Although much of his hemp crop was damaged by flooding, Elkins remains optimistic the crop will be a viable alternative to soybeans and other traditional crops.

"I see the future possibilities of hemp and want to be on the cutting edge," Elkins said Wednesday as he tromped through his field on Hays Pondsville Road. "I see the returns being good. I'm definitely going to continue to work with it."

And Elkins, who had to apply and pay a small fee to participate in the pilot program, isn't the only one who's high on hemp.

Mike Bullock, agriculture specialist at Southcentral Kentucky Community and Technical College, sees great potential in hemp at a time when farmers have been slammed by depressed prices for corn and soybeans.

"I'm trying to promote hemp as a new industry," Bullock said. "We're trying to educate farmers about the potential."

Because hemp has myriad uses in fibers and food, Bullock sees it as potentially a better cash crop than corn or soybeans. He said farmers could possibly realize a profit of $300 to $400 per acre off hemp, much better than the $200 or so profit from soybeans.

Those like Elkins who use it as a double crop can reap big profits, Bullock believes.

"They can make money off the corn crop then come back and make money again on the hemp," said Bullock. "It gives them another option."

Few farmers are taking advantage of that option now because the federal government hasn't yet recognized the legality of industrial hemp. That means farmers like Elkins remain part of the research into the crop's viability.

"If it ever becomes de-coupled from marijuana, there could be a lot more interest in hemp," said Dr. Paul Woosley, director of Western Kentucky University's Agriculture Research and Education Center. "If somebody asked me for advice, I wouldn't turn my acreage totally into hemp.

"That's the approach of the pilot program, trying to make sure there are markets for the products. Our state has taken a good approach and been very judicious in how they've gone about it. They're wanting to make sure that what's being grown is actually industrial hemp and not marijuana."

That's why farmers like Elkins will have their crops tested by the state to determine the THC (tetrahydrocannabinol, the principal psychoactive constituent of cannabis) level. If that level is above 0.3 percent, the crop will have to be destroyed.

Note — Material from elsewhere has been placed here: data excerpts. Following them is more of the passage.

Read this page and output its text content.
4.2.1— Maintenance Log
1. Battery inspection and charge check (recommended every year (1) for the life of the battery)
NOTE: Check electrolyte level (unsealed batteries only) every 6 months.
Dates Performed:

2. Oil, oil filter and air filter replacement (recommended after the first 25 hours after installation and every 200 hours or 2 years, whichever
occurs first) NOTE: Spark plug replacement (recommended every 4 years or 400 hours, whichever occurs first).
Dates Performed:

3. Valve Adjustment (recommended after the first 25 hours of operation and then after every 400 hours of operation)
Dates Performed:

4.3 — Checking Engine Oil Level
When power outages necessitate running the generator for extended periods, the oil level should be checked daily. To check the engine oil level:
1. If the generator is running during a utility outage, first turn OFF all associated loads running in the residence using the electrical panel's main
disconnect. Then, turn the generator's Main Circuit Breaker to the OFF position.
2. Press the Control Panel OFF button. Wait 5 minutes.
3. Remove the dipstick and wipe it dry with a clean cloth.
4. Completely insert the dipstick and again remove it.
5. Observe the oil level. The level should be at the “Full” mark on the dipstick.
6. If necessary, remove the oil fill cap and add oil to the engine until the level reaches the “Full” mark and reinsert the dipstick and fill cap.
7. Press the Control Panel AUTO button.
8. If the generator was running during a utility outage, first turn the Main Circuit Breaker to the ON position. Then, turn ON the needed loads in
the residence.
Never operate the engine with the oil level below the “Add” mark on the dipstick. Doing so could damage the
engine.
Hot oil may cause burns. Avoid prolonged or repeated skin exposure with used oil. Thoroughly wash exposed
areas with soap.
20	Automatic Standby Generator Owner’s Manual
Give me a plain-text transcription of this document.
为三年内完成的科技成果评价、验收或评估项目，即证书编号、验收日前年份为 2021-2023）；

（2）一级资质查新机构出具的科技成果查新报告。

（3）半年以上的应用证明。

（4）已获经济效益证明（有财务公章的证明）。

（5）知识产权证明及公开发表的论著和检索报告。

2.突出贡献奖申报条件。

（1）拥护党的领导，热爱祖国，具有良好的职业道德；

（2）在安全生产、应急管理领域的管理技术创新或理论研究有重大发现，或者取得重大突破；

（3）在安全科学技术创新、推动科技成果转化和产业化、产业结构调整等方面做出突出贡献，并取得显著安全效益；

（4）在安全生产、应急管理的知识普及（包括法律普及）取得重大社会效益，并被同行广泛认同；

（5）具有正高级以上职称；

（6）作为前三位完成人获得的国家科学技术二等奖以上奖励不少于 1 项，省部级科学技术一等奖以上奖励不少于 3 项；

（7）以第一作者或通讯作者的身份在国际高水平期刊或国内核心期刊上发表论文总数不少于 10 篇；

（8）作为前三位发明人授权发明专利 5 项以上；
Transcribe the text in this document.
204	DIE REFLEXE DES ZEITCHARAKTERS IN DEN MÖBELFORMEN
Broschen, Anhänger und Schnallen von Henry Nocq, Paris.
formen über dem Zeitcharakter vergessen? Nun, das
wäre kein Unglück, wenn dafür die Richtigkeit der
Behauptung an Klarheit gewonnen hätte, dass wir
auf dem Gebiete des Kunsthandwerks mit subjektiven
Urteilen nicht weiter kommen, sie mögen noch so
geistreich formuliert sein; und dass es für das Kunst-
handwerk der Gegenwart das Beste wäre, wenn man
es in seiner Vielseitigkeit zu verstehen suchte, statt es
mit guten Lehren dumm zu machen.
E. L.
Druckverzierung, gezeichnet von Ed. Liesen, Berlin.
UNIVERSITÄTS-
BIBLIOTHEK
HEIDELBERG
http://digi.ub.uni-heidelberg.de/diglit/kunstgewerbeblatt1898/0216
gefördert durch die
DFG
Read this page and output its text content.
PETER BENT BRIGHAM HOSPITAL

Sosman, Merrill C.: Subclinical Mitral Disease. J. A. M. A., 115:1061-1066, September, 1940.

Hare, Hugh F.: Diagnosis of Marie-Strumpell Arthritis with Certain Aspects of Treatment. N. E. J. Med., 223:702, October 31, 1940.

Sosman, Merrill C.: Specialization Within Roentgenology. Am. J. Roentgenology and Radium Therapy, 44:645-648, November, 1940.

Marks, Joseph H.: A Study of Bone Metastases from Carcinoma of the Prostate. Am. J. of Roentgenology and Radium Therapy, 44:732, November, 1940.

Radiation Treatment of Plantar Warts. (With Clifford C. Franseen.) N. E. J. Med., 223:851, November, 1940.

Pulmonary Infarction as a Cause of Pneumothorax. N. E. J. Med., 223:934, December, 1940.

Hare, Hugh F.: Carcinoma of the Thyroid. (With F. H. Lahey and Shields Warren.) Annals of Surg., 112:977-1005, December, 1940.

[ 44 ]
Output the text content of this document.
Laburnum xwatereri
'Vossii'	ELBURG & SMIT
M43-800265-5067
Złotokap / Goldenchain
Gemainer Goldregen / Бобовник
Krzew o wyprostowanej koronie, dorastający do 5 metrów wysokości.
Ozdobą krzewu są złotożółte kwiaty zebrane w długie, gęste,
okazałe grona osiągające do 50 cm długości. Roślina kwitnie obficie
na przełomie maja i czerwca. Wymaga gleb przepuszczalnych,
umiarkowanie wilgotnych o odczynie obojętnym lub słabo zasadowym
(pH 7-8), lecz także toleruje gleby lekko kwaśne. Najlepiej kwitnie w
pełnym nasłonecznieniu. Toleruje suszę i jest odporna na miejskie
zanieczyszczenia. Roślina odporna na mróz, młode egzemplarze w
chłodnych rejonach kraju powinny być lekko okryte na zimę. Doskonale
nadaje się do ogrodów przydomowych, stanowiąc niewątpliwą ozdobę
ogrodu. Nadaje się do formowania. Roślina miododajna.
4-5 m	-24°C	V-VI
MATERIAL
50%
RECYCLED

"That's the technical definition of industrial hemp," said Dave Spalding, growers' representative for Winchester's Atalo Holdings. "It's cannabis with a low THC level. The difference between hemp and marijuana is like the difference between sweet corn and field corn. You have the sugar level in the corn and the THC level in hemp."

Spalding and Atalo are hoping industrial hemp continues to grow in Kentucky. From 33 acres of hemp in 2014, the state is now home to nearly 2,500 acres of the crop.

Spalding pointed out that the United States trails European countries and Canada in cultivation of industrial hemp. Markets for the plant, he said, are nearly limitless. The cannabidiol, or CBD, can be extracted as an oil that can be used in various food products and in lotions. The hemp seed is a high-protein product that can be used in foods, and the hemp fiber has uses in clothing, paper, automobile parts and rope.

"I'm excited," said Bullock. "This gives farmers something else to fit into their operations. But it's going to take several years to get it established."